Menanggapi hal tersebut, Rektor Unhan RI Letjen (Purn) Dr Anton Nugroho menyambut baik silaturahim dan harapan yang disampaikan Ketua Umum PB Mathla'ul Anwar. Ia menegaskan bahwa Unhan RI terbuka bagi putra-putri terbaik bangsa dari berbagai latar belakang, termasuk dari lingkungan ormas Islam, sepanjang memenuhi persyaratan dan kualifikasi yang telah ditetapkan.

Anton menekankan bahwa prinsip utama dalam penerimaan mahasiswa adalah kualitas dan kemampuan calon peserta didik. Siapa pun generasi bangsa yang memenuhi standar dan berhasil melalui seluruh tahapan seleksi yang ketat memiliki kesempatan yang sama untuk menempuh pendidikan di Unhan RI.

Pendidikan di Unhan RI merupakan bagian dari komitmen negara dalam menyiapkan sumber daya manusia unggul untuk kepentingan pertahanan dan pembangunan nasional. Mahasiswa yang diterima pada program yang dibiayai negara mendapatkan kesempatan menempuh pendidikan dengan dukungan pembiayaan dari pemerintah sesuai ketentuan yang berlaku.

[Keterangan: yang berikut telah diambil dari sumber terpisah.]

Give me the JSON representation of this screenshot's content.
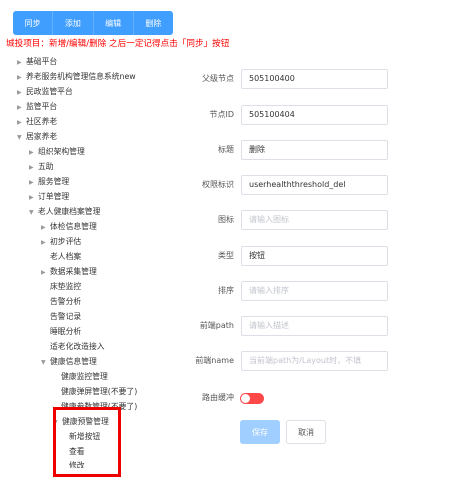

Pertemuan tersebut menjadi momentum penting untuk membuka peluang sinergi antara PB Mathla'ul Anwar dan Unhan RI, khususnya dalam memperluas akses pendidikan berkualitas bagi generasi muda serta menyiapkan kader bangsa yang memiliki kecerdasan, kompetensi, karakter, dan wawasan kebangsaan yang kuat.

Dengan jaringan pendidikan Mathla'ul Anwar yang telah berkembang selama lebih dari satu abad, sinergi itu diharapkan dapat mendorong lahirnya semakin banyak generasi muda berprestasi yang mampu mengisi ruang-ruang strategis dalam pembangunan dan pertahanan negara.